Microsoft Previews Surreal Future

SAN FRANCISCO – Plunk your digital camera down on a specially-equipped
table and all of the images stored within the camera are projected onto the
surface in a nice fan fold, as if someone took the time to lay them out.

Or how about getting help from a remote colleague who projects a virtual
image of her hands to point out corrections in a document? Forget what you
did last week? Look it up on your LifeBrowser, which tracks and records where
you went on the Web, what you worked on and who you met with.

It may all sound futuristic, at least for near term commercial deployment, but Microsoft Research said it’s running all these applications for real. “This is not simulation, it’s all done with a standard PC, very complex software and machine vision tricks,” Eric Horvitz, principal researcher at Microsoft , told
internetnews.com.

Horvitz spoke on a panel here today at the Gartner Symposium/ITxpo, along
with research executives from Intel  and IBM . Horvitz said he’s been using a prototype of the LifeBrowser for
several years and has found it invaluable.

“The fact that people haven’t been able to capture all their life events like this is a disaster,” he said. “I’d like to see LifeBrowser in common use in the next three to five
years.”

The system is more than a browser tracking system, it also involves
software and sensors that would, for example, record how much time you spent
working on a document. Using a graphical slider you could go back to call up
the specific Web sites you visited on a specific day or what files you used.

It may all sound a bit creepy and Horvitz conceded as much. “When people
hear me say I’m from Microsoft and we can use technology to track everything
you’re doing…” he said, leaving the sentence unfinished as the audience
laughed. “We believe at Microsoft, solving the privacy challenge will be
critical for enabling these technologies. It’s a major focus on many of our
campuses.”

In the case of LifeBrowser and other technologies Microsoft is developing, he said there is an emphasis on storing the information locally, not on the Internet. The idea is your personal PC or maybe a home network server would be the repository of this information to keep it private.

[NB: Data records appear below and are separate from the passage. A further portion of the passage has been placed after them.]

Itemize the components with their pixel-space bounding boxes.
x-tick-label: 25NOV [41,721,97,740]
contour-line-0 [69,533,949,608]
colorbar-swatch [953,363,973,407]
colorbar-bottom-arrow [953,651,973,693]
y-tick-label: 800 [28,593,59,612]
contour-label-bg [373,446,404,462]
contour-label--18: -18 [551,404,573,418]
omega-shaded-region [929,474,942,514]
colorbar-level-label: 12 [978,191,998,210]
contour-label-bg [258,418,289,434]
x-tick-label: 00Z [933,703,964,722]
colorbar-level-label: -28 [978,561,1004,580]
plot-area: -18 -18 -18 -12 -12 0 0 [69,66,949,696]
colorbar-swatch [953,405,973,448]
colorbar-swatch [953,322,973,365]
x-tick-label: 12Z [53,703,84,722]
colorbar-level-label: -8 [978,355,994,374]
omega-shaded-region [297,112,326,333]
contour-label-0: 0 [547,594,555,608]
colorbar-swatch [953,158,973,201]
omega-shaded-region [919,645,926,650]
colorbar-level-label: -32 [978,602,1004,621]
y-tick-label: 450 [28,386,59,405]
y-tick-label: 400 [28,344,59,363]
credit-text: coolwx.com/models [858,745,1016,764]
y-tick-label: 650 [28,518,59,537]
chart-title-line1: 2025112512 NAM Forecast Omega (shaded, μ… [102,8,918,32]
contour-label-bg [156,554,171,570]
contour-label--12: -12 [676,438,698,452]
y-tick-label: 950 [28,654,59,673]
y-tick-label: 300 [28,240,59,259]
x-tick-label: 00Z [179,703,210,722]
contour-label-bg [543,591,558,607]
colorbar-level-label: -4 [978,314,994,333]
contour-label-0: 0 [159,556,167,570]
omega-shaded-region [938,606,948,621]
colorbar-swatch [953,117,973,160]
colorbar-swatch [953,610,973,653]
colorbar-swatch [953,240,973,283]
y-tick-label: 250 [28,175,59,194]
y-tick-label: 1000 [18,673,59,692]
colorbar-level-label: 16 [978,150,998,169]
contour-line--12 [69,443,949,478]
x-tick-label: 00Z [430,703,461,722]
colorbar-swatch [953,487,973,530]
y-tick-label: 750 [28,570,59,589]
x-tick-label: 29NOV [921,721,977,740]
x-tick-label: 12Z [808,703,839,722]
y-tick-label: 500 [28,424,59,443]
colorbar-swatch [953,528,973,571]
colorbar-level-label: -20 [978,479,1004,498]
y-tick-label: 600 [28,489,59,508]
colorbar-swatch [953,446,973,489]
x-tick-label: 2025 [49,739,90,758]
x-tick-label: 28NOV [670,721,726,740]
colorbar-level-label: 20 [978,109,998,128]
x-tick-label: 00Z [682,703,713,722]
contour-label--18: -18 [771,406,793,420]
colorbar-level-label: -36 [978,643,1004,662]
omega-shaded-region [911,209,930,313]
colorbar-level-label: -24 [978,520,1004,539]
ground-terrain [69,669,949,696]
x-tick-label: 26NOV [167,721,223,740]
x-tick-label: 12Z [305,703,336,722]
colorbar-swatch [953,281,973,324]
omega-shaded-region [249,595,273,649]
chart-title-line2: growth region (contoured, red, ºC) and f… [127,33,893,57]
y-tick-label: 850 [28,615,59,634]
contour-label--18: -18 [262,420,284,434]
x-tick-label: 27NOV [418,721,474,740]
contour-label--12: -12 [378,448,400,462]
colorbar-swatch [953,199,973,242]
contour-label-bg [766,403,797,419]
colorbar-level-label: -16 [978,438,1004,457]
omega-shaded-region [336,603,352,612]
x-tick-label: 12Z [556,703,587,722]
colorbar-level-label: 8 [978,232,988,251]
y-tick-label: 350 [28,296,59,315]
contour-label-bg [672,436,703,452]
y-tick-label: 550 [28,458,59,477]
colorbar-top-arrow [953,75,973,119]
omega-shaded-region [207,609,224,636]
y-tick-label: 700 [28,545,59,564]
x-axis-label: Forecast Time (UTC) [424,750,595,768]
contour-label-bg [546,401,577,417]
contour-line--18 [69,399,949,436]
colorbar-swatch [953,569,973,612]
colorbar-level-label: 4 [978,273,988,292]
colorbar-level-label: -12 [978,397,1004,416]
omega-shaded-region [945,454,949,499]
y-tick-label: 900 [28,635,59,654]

“Surface computing” is another Microsoft Research initiative. It’s a
lunchbox-sized gizmo that includes sensors and 3D projection and can connect
wirelessly to a Bluetooth-enabled devices, such as a camera, to project
images of what the device has stored. The system also recognizes human
gestures. A video demonstration showed how a user could navigate a virtual
projected image of screens from Microsoft’s Virtual Earth using hand
gestures.

“It really makes a difference when you can ‘feel’ the data,” said
Horvitz.

Intel looks to leverage multi-core

Jerry Bautista, director of technology management at Intel, discussed the
chip giant’s continued emphasis on multi-core technology in its research. The
company has previewed an 80-core processor in the past and Bautista said such systems will be critical to processing the kinds of applications
Microsoft’s Horvitz discussed.

As an example of a fun consumer benefit, Bautista showed a video from
Intel labs of a two hour soccer match. Intel software uses the processing of multi-core chips to automatically generate a ten minute highlights video of the match based partly on speech recognition and particular points of emphasis of the play-by-play announcers.

IBM sticking with PASTA

Paul Bloom, a business executive with IBM’s Communications Sector
Research, said “presence” technology is emerging as a hugely important
technology trend.

One IBM research effort is called PASTA (Presence Advanced Services for
Telco Applications). PASTA is designed to automatically enable mobile
devices and networks to track and learn users whereabouts and preferences as
they commute between work and home.

In one example, he described how a hospital might use the technology to
automatically locate doctors and also recognize when they can’t or shouldn’t
be disturbed (e.g. when visiting with patients).